Psychogeography 6
My friend and colleague Nick Papadimitriou has long coveted an oblong of woodland tucked behind some rich villas on a hilltop in north London. Nick knows about woodlands – he’s been a conservation worker; he knows about ecology – he’s written scientific reports on the subject; he knows more about the topography of London than anyone I’ve ever met, and, naturally, he also speaks Polish, having spent a couple of years teaching English literature and language to naval officers in Gdansk. All in all, Nick’s psychogeographic credentials piss on mine from the height of Angel Falls, so when he says “Jump!” I politely request: “Broad?
Triple? High?”
We rendezvous in a pub car park about a half mile from the wood. “We won’t actually be able to get in,” Nick warns me. “I’ve walked right round the perimeter roads; there’s no possible access.”
“But Nick,” I remind him, “you don’t have the Superplan.” The Superplan is a 1:5,000 Ordnance Survey map, and I have one for the hilltop. “This thing is so detailed,” I tell him as we set off, “that I can see a boil on the arse of a woman in an upstairs bedroom of that house over there.”
“Well, in that case, can you see us as we walk along this road?”
“No, no, now you’re being fanciful. Moving maps – you’ve been reading too much Harry-fucking-Potter.”
It’s a damp autumn morning and we scoff dried fruit as we walk past the opulent detached villas. The best of them are late arts and crafts, all masonry mullions and heavy on the red brick, but the worst are early-1970s neoclassical, featuring wholly un-ironic ionic columns, two storeys high and gilded. Both Nick and I grew up within a couple of miles of this arriviste enclave, but in our youth it was mostly Jewish; now I notice a strong Asian and Nigerian presence. Really, it occurs to me, the nouveau riche – like the black-backed gull – are what zoologists term “a ring species”: they circle the entire globe, but while adjacent populations can mate and produce fertile young, those on the opposite sides of the earth are not so compatible.
My Superplan shows a narrow alleyway stretching down between two garden hedges. We locate it, but instead of it being overgrown – as I suspected – the grass is freshly mown. At the far end, 20 metres away, there’s a padlocked, six-foot-high gate. Beyond it mature-growth trees – hornbeams, elders and sessile oaks (or so Nick tells me) – stand, massy and stately. A vast flock of woodpigeon lifts off from the trees and wheels in the sky, ecru on grey. It’s a weekday midmorning, and we’re about to break into a secret six-acre wood, a fragment of the original Great Middlesex Forest which belongs to these wealthy swine the way their Bentleys and Bulgari do.

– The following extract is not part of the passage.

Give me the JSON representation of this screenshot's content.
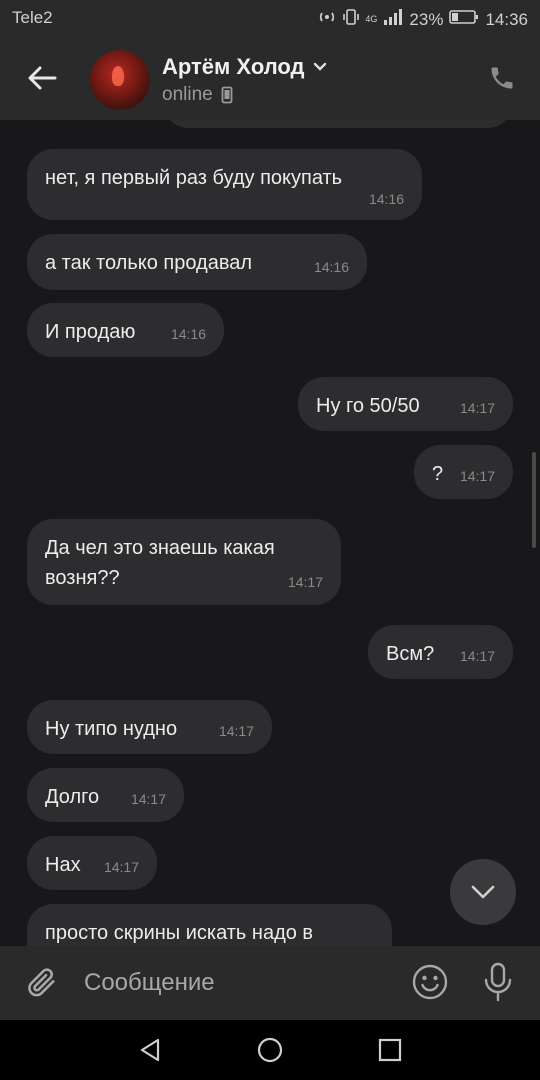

Total bliss, property is theft, trespassing is recovering stolen
natural goods.
Once inside we move crunchily through the undergrowth, heading uphill along the backs of the gardens. When I was a kid our school run passed by the wood and the playground myth was that a leprous child lived in one of the big houses. Furthermore, her parents were so rich that they’d had two swimming pools built, one for the little leper and one for their other progeny. My Superplan shows that one of the houses does indeed have a largish pond in its grounds, but swimming pools of any kind – despite my arrogant bullshitting – aren’t marked.
Nick isn’t too bothered with any of this, he discourses elegantly on the character of the woodland, identifying different plants, commenting on the depth of the humus, and how the soil changes along with the gradient from Bagshot sand to London clay. He points out holly, rhododendron, bracken – balancing keystone against indicator species.
The wood is big enough to pretend that we’ve lost ourselves in it. But everywhere we tramp there is evidence of careful husbanding: piles of cordwood, areas of clearance. Yet none of it has that indefinable – and yet oh so concrete – feel of the municipal. Neither Nick nor I can figure out who owns the wood. Is it the richies, and if so do they employ their own urbane back-garden woodsman? Over bottled water and a sticky bun I phone the local council. No, it isn’t theirs, and nor do they believe it belongs to the Corporation of London who manage the adjacent parkland. For a delirious moment I entertain the notion that this arboreal refuge might – through some unprecedented glitch – belong to no one at all; that it might be a fragment of terra nullis lost in the terrible city which surrounds it for mile after mile. Nick and I should go native here, rogue males living off berries and tubers, emerging from tree cover only to bag the occasional international financier and drag him back to our lair.